Pioneer
- Editor: Benyamin Ivanter (1933–1938) P.K. Shary (1938–1941) Natalya Ilyina (1941–1971) Stanislav Furin (1971–1986) Anatoly Moroz (1986–present)
- Frequency: Monthly
- First issue: March 1924
- Based in: Moscow, USSR/Russian Federation
- Language: Russian

= Pioneer (Russian magazine) =

Pioneer (Пионер) is a Soviet/Russian monthly magazine originally published by the Central Council of the All-Union Leninist Young Communist League and All-Union Pioneer Organisation, for schoolchildren aged 10–14.

==History==
Pioneer magazine was founded in Moscow in 1924. The first issue of it came out on March 15, and was devoted entirely to Vladimir Ilyich Lenin. It became a rarity, since the lead was written by Lev Trotsky, and several years later most of the printed copies were for that reason destroyed.

The early Pioneer featured articles by Nadezhda Krupskaya, Mikhail Kalinin, Yemelyan Yaroslavsky, poems by Samuil Marshak and Sergey Mikhalkov, short stories by Arkady Gaidar, Lev Kassil, Veniamin Kaverin, Agniya Barto, Boris Zhitkov, Konstantin Paustovsky among many others. Later among contributors were Zoya Voskresenskaya, Maria Prilezhayeva, Eduard Uspensky.

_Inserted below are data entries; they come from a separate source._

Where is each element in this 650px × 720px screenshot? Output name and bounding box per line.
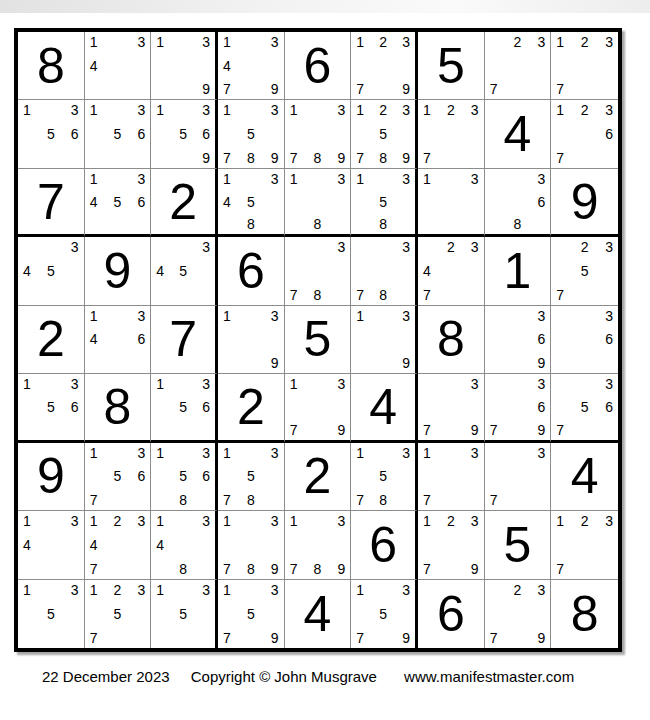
cell-r5c5: 5 bbox=[285, 306, 352, 374]
candidate-5: 5 bbox=[242, 603, 261, 624]
candidate-7: 7 bbox=[490, 76, 509, 96]
cell-r2c6: 1235789 bbox=[351, 100, 418, 168]
candidate-3: 3 bbox=[327, 240, 346, 260]
cell-r7c8: 37 bbox=[485, 443, 552, 511]
candidate-9: 9 bbox=[392, 76, 410, 96]
given-digit: 9 bbox=[104, 246, 132, 296]
puzzle-date: 22 December 2023 bbox=[42, 668, 170, 685]
candidate-6: 6 bbox=[192, 124, 210, 144]
cell-r6c7: 379 bbox=[418, 374, 485, 442]
candidate-7: 7 bbox=[423, 555, 442, 575]
pencil-marks: 2357 bbox=[551, 237, 618, 304]
candidate-2: 2 bbox=[442, 103, 461, 123]
candidate-1: 1 bbox=[223, 172, 242, 192]
candidate-5: 5 bbox=[374, 192, 392, 212]
candidate-3: 3 bbox=[460, 446, 479, 466]
cell-r6c9: 3567 bbox=[551, 374, 618, 442]
candidate-1: 1 bbox=[23, 583, 42, 604]
candidate-9: 9 bbox=[192, 144, 210, 164]
given-digit: 6 bbox=[437, 589, 465, 639]
candidate-1: 1 bbox=[356, 309, 374, 329]
candidate-1: 1 bbox=[290, 514, 309, 534]
candidate-3: 3 bbox=[594, 103, 613, 123]
candidate-3: 3 bbox=[460, 377, 479, 397]
pencil-marks: 345 bbox=[18, 237, 84, 304]
pencil-marks: 12357 bbox=[85, 580, 151, 648]
candidate-5: 5 bbox=[174, 466, 192, 486]
cell-r7c3: 13568 bbox=[151, 443, 218, 511]
website-url: www.manifestmaster.com bbox=[404, 668, 574, 685]
candidate-8: 8 bbox=[242, 487, 261, 507]
candidate-3: 3 bbox=[327, 514, 346, 534]
cell-r1c6: 12379 bbox=[351, 32, 418, 100]
pencil-marks: 369 bbox=[485, 306, 551, 373]
pencil-marks: 12379 bbox=[418, 511, 484, 578]
candidate-5: 5 bbox=[174, 603, 192, 624]
cell-r2c2: 1356 bbox=[85, 100, 152, 168]
candidate-8: 8 bbox=[374, 487, 392, 507]
pencil-marks: 135 bbox=[18, 580, 84, 648]
pencil-marks: 137 bbox=[418, 443, 484, 510]
candidate-4: 4 bbox=[156, 261, 174, 281]
cell-r5c2: 1346 bbox=[85, 306, 152, 374]
cell-r5c7: 8 bbox=[418, 306, 485, 374]
given-digit: 2 bbox=[37, 314, 65, 364]
candidate-3: 3 bbox=[260, 35, 279, 55]
cell-r4c7: 2347 bbox=[418, 237, 485, 305]
pencil-marks: 13789 bbox=[285, 511, 351, 578]
candidate-3: 3 bbox=[60, 240, 79, 260]
candidate-3: 3 bbox=[192, 583, 210, 604]
given-digit: 5 bbox=[304, 314, 332, 364]
candidate-8: 8 bbox=[374, 212, 392, 232]
pencil-marks: 1346 bbox=[85, 306, 151, 373]
candidate-5: 5 bbox=[174, 397, 192, 417]
candidate-2: 2 bbox=[374, 103, 392, 123]
given-digit: 8 bbox=[104, 382, 132, 432]
cell-r8c8: 5 bbox=[485, 511, 552, 579]
candidate-7: 7 bbox=[90, 624, 109, 645]
candidate-7: 7 bbox=[223, 555, 242, 575]
candidate-3: 3 bbox=[392, 240, 410, 260]
pencil-marks: 378 bbox=[351, 237, 415, 304]
given-digit: 2 bbox=[304, 451, 332, 501]
candidate-1: 1 bbox=[423, 172, 442, 192]
cell-r1c9: 1237 bbox=[551, 32, 618, 100]
candidate-3: 3 bbox=[594, 35, 613, 55]
pencil-marks: 13458 bbox=[218, 169, 284, 234]
candidate-6: 6 bbox=[192, 466, 210, 486]
candidate-3: 3 bbox=[460, 514, 479, 534]
candidate-6: 6 bbox=[127, 124, 146, 144]
candidate-7: 7 bbox=[356, 281, 374, 301]
pencil-marks: 13567 bbox=[85, 443, 151, 510]
cell-r5c4: 139 bbox=[218, 306, 285, 374]
candidate-3: 3 bbox=[127, 35, 146, 55]
candidate-8: 8 bbox=[308, 281, 327, 301]
candidate-7: 7 bbox=[356, 76, 374, 96]
cell-r5c1: 2 bbox=[18, 306, 85, 374]
cell-r9c9: 8 bbox=[551, 580, 618, 648]
cell-r2c8: 4 bbox=[485, 100, 552, 168]
window-top-bar bbox=[0, 0, 650, 13]
candidate-4: 4 bbox=[90, 535, 109, 555]
candidate-7: 7 bbox=[556, 417, 575, 437]
given-digit: 7 bbox=[37, 177, 65, 227]
cell-r2c7: 1237 bbox=[418, 100, 485, 168]
candidate-5: 5 bbox=[42, 124, 61, 144]
candidate-8: 8 bbox=[308, 555, 327, 575]
candidate-3: 3 bbox=[527, 377, 546, 397]
candidate-7: 7 bbox=[423, 281, 442, 301]
candidate-3: 3 bbox=[327, 103, 346, 123]
cell-r7c5: 2 bbox=[285, 443, 352, 511]
cell-r5c6: 139 bbox=[351, 306, 418, 374]
candidate-7: 7 bbox=[356, 144, 374, 164]
candidate-3: 3 bbox=[594, 377, 613, 397]
candidate-3: 3 bbox=[260, 103, 279, 123]
candidate-1: 1 bbox=[23, 103, 42, 123]
pencil-marks: 1379 bbox=[285, 374, 351, 439]
candidate-5: 5 bbox=[42, 397, 61, 417]
cell-r9c5: 4 bbox=[285, 580, 352, 648]
candidate-3: 3 bbox=[127, 583, 146, 604]
candidate-1: 1 bbox=[90, 172, 109, 192]
candidate-7: 7 bbox=[490, 487, 509, 507]
candidate-1: 1 bbox=[423, 103, 442, 123]
pencil-marks: 2347 bbox=[418, 237, 484, 304]
candidate-6: 6 bbox=[594, 329, 613, 349]
candidate-5: 5 bbox=[242, 124, 261, 144]
candidate-5: 5 bbox=[374, 466, 392, 486]
candidate-3: 3 bbox=[594, 309, 613, 329]
pencil-marks: 139 bbox=[151, 32, 215, 99]
cell-r6c1: 1356 bbox=[18, 374, 85, 442]
pencil-marks: 13789 bbox=[285, 100, 351, 167]
candidate-4: 4 bbox=[90, 192, 109, 212]
candidate-3: 3 bbox=[392, 583, 410, 604]
candidate-3: 3 bbox=[192, 377, 210, 397]
pencil-marks: 368 bbox=[485, 169, 551, 234]
candidate-3: 3 bbox=[127, 514, 146, 534]
pencil-marks: 345 bbox=[151, 237, 215, 304]
cell-r3c2: 13456 bbox=[85, 169, 152, 237]
candidate-7: 7 bbox=[90, 487, 109, 507]
candidate-9: 9 bbox=[192, 76, 210, 96]
candidate-8: 8 bbox=[308, 144, 327, 164]
candidate-4: 4 bbox=[90, 55, 109, 75]
candidate-1: 1 bbox=[223, 35, 242, 55]
candidate-1: 1 bbox=[156, 446, 174, 466]
cell-r8c7: 12379 bbox=[418, 511, 485, 579]
candidate-5: 5 bbox=[174, 124, 192, 144]
cell-r6c3: 1356 bbox=[151, 374, 218, 442]
candidate-3: 3 bbox=[392, 35, 410, 55]
given-digit: 9 bbox=[37, 451, 65, 501]
candidate-6: 6 bbox=[527, 329, 546, 349]
pencil-marks: 1356 bbox=[18, 374, 84, 439]
candidate-2: 2 bbox=[108, 514, 127, 534]
candidate-1: 1 bbox=[423, 514, 442, 534]
cell-r4c6: 378 bbox=[351, 237, 418, 305]
candidate-2: 2 bbox=[442, 240, 461, 260]
candidate-1: 1 bbox=[423, 446, 442, 466]
candidate-3: 3 bbox=[127, 172, 146, 192]
candidate-1: 1 bbox=[90, 446, 109, 466]
candidate-3: 3 bbox=[260, 583, 279, 604]
candidate-3: 3 bbox=[260, 446, 279, 466]
candidate-3: 3 bbox=[127, 446, 146, 466]
candidate-7: 7 bbox=[223, 76, 242, 96]
cell-r2c4: 135789 bbox=[218, 100, 285, 168]
given-digit: 4 bbox=[571, 451, 599, 501]
cell-r8c2: 12347 bbox=[85, 511, 152, 579]
candidate-1: 1 bbox=[90, 514, 109, 534]
candidate-1: 1 bbox=[156, 35, 174, 55]
candidate-9: 9 bbox=[460, 417, 479, 437]
candidate-4: 4 bbox=[23, 535, 42, 555]
candidate-2: 2 bbox=[442, 514, 461, 534]
candidate-9: 9 bbox=[260, 76, 279, 96]
candidate-3: 3 bbox=[192, 240, 210, 260]
pencil-marks: 1235789 bbox=[351, 100, 415, 167]
candidate-3: 3 bbox=[460, 172, 479, 192]
candidate-7: 7 bbox=[423, 417, 442, 437]
candidate-3: 3 bbox=[327, 377, 346, 397]
candidate-1: 1 bbox=[23, 514, 42, 534]
candidate-8: 8 bbox=[242, 212, 261, 232]
candidate-7: 7 bbox=[290, 555, 309, 575]
candidate-9: 9 bbox=[392, 350, 410, 370]
candidate-6: 6 bbox=[127, 192, 146, 212]
candidate-1: 1 bbox=[290, 377, 309, 397]
cell-r3c5: 138 bbox=[285, 169, 352, 237]
candidate-3: 3 bbox=[594, 514, 613, 534]
given-digit: 6 bbox=[237, 246, 265, 296]
given-digit: 5 bbox=[504, 520, 532, 570]
cell-r4c2: 9 bbox=[85, 237, 152, 305]
candidate-1: 1 bbox=[290, 172, 309, 192]
candidate-8: 8 bbox=[374, 281, 392, 301]
cell-r5c3: 7 bbox=[151, 306, 218, 374]
pencil-marks: 1237 bbox=[551, 511, 618, 578]
candidate-1: 1 bbox=[90, 35, 109, 55]
pencil-marks: 3567 bbox=[551, 374, 618, 439]
candidate-5: 5 bbox=[374, 124, 392, 144]
copyright-text: Copyright © John Musgrave bbox=[191, 668, 377, 685]
pencil-marks: 12379 bbox=[351, 32, 415, 99]
candidate-3: 3 bbox=[392, 172, 410, 192]
candidate-1: 1 bbox=[556, 35, 575, 55]
cell-r8c5: 13789 bbox=[285, 511, 352, 579]
cell-r2c1: 1356 bbox=[18, 100, 85, 168]
cell-r1c4: 13479 bbox=[218, 32, 285, 100]
candidate-8: 8 bbox=[374, 144, 392, 164]
candidate-3: 3 bbox=[392, 309, 410, 329]
cell-r7c9: 4 bbox=[551, 443, 618, 511]
sudoku-board: 8134139134796123795237123713561356135691… bbox=[14, 28, 622, 652]
pencil-marks: 1348 bbox=[151, 511, 215, 578]
cell-r9c8: 2379 bbox=[485, 580, 552, 648]
pencil-marks: 36 bbox=[551, 306, 618, 373]
candidate-8: 8 bbox=[242, 555, 261, 575]
candidate-9: 9 bbox=[392, 144, 410, 164]
candidate-6: 6 bbox=[60, 397, 79, 417]
candidate-3: 3 bbox=[192, 446, 210, 466]
pencil-marks: 13456 bbox=[85, 169, 151, 234]
candidate-4: 4 bbox=[223, 55, 242, 75]
candidate-9: 9 bbox=[527, 350, 546, 370]
candidate-9: 9 bbox=[527, 417, 546, 437]
pencil-marks: 13 bbox=[418, 169, 484, 234]
pencil-marks: 135 bbox=[151, 580, 215, 648]
candidate-1: 1 bbox=[356, 172, 374, 192]
cell-r6c4: 2 bbox=[218, 374, 285, 442]
candidate-3: 3 bbox=[327, 172, 346, 192]
candidate-1: 1 bbox=[223, 446, 242, 466]
cell-r3c4: 13458 bbox=[218, 169, 285, 237]
pencil-marks: 13479 bbox=[218, 32, 284, 99]
candidate-8: 8 bbox=[174, 487, 192, 507]
candidate-5: 5 bbox=[42, 603, 61, 624]
candidate-7: 7 bbox=[356, 624, 374, 645]
pencil-marks: 2379 bbox=[485, 580, 551, 648]
candidate-6: 6 bbox=[192, 397, 210, 417]
candidate-7: 7 bbox=[223, 144, 242, 164]
pencil-marks: 13789 bbox=[218, 511, 284, 578]
cell-r5c8: 369 bbox=[485, 306, 552, 374]
candidate-1: 1 bbox=[356, 583, 374, 604]
candidate-7: 7 bbox=[556, 281, 575, 301]
pencil-marks: 1358 bbox=[351, 169, 415, 234]
cell-r1c5: 6 bbox=[285, 32, 352, 100]
cell-r7c1: 9 bbox=[18, 443, 85, 511]
given-digit: 8 bbox=[37, 41, 65, 91]
candidate-9: 9 bbox=[260, 144, 279, 164]
candidate-5: 5 bbox=[242, 192, 261, 212]
candidate-1: 1 bbox=[223, 309, 242, 329]
pencil-marks: 1237 bbox=[418, 100, 484, 167]
pencil-marks: 138 bbox=[285, 169, 351, 234]
candidate-3: 3 bbox=[392, 103, 410, 123]
cell-r1c1: 8 bbox=[18, 32, 85, 100]
candidate-1: 1 bbox=[356, 446, 374, 466]
cell-r3c1: 7 bbox=[18, 169, 85, 237]
candidate-9: 9 bbox=[327, 417, 346, 437]
candidate-1: 1 bbox=[23, 377, 42, 397]
pencil-marks: 134 bbox=[18, 511, 84, 578]
pencil-marks: 134 bbox=[85, 32, 151, 99]
pencil-marks: 139 bbox=[218, 306, 284, 373]
candidate-2: 2 bbox=[575, 35, 594, 55]
candidate-1: 1 bbox=[156, 514, 174, 534]
candidate-3: 3 bbox=[260, 172, 279, 192]
cell-r9c7: 6 bbox=[418, 580, 485, 648]
candidate-3: 3 bbox=[594, 240, 613, 260]
cell-r1c3: 139 bbox=[151, 32, 218, 100]
pencil-marks: 3679 bbox=[485, 374, 551, 439]
pencil-marks: 379 bbox=[418, 374, 484, 439]
given-digit: 8 bbox=[571, 589, 599, 639]
pencil-marks: 1356 bbox=[151, 374, 215, 439]
pencil-marks: 37 bbox=[485, 443, 551, 510]
candidate-7: 7 bbox=[556, 144, 575, 164]
cell-r3c6: 1358 bbox=[351, 169, 418, 237]
candidate-3: 3 bbox=[192, 103, 210, 123]
pencil-marks: 13578 bbox=[351, 443, 415, 510]
candidate-1: 1 bbox=[356, 35, 374, 55]
candidate-9: 9 bbox=[260, 350, 279, 370]
candidate-7: 7 bbox=[290, 417, 309, 437]
pencil-marks: 13568 bbox=[151, 443, 215, 510]
candidate-2: 2 bbox=[575, 103, 594, 123]
candidate-9: 9 bbox=[327, 555, 346, 575]
given-digit: 9 bbox=[571, 177, 599, 227]
candidate-3: 3 bbox=[127, 309, 146, 329]
cell-r1c7: 5 bbox=[418, 32, 485, 100]
pencil-marks: 378 bbox=[285, 237, 351, 304]
pencil-marks: 13578 bbox=[218, 443, 284, 510]
candidate-9: 9 bbox=[260, 624, 279, 645]
cell-r6c6: 4 bbox=[351, 374, 418, 442]
cell-r8c6: 6 bbox=[351, 511, 418, 579]
given-digit: 1 bbox=[504, 246, 532, 296]
footer: 22 December 2023 Copyright © John Musgra… bbox=[42, 668, 574, 685]
candidate-6: 6 bbox=[127, 466, 146, 486]
candidate-9: 9 bbox=[392, 624, 410, 645]
candidate-9: 9 bbox=[460, 555, 479, 575]
given-digit: 6 bbox=[369, 520, 397, 570]
candidate-4: 4 bbox=[156, 535, 174, 555]
cell-r1c2: 134 bbox=[85, 32, 152, 100]
candidate-6: 6 bbox=[127, 329, 146, 349]
given-digit: 4 bbox=[369, 382, 397, 432]
cell-r6c2: 8 bbox=[85, 374, 152, 442]
candidate-2: 2 bbox=[108, 583, 127, 604]
candidate-2: 2 bbox=[575, 514, 594, 534]
given-digit: 4 bbox=[504, 109, 532, 159]
candidate-3: 3 bbox=[460, 240, 479, 260]
candidate-4: 4 bbox=[23, 261, 42, 281]
cell-r7c4: 13578 bbox=[218, 443, 285, 511]
pencil-marks: 1237 bbox=[551, 32, 618, 99]
candidate-7: 7 bbox=[490, 624, 509, 645]
cell-r7c6: 13578 bbox=[351, 443, 418, 511]
pencil-marks: 12347 bbox=[85, 511, 151, 578]
candidate-3: 3 bbox=[392, 446, 410, 466]
given-digit: 2 bbox=[237, 382, 265, 432]
cell-r2c3: 13569 bbox=[151, 100, 218, 168]
candidate-5: 5 bbox=[108, 603, 127, 624]
cell-r9c1: 135 bbox=[18, 580, 85, 648]
candidate-1: 1 bbox=[90, 309, 109, 329]
candidate-3: 3 bbox=[527, 309, 546, 329]
candidate-5: 5 bbox=[108, 192, 127, 212]
cell-r6c8: 3679 bbox=[485, 374, 552, 442]
candidate-7: 7 bbox=[223, 487, 242, 507]
candidate-7: 7 bbox=[223, 624, 242, 645]
candidate-5: 5 bbox=[174, 261, 192, 281]
candidate-4: 4 bbox=[90, 329, 109, 349]
candidate-3: 3 bbox=[192, 35, 210, 55]
candidate-7: 7 bbox=[556, 76, 575, 96]
cell-r8c9: 1237 bbox=[551, 511, 618, 579]
candidate-2: 2 bbox=[508, 583, 527, 604]
given-digit: 4 bbox=[304, 589, 332, 639]
cell-r9c3: 135 bbox=[151, 580, 218, 648]
candidate-7: 7 bbox=[556, 555, 575, 575]
candidate-1: 1 bbox=[90, 583, 109, 604]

The magazine had its own science and technology features, sports and arts pages, and held arts and literature competitions. In 1974 it was awarded the Order of the Red Banner of Labour. In 1975 its circulation reached 1.5 million, then in 1986 another record was set at 1,860,000 (issues 4–7). After perestroika the magazine changed drastically, its popularity waned. As of March 2015, its circulation was 1,500.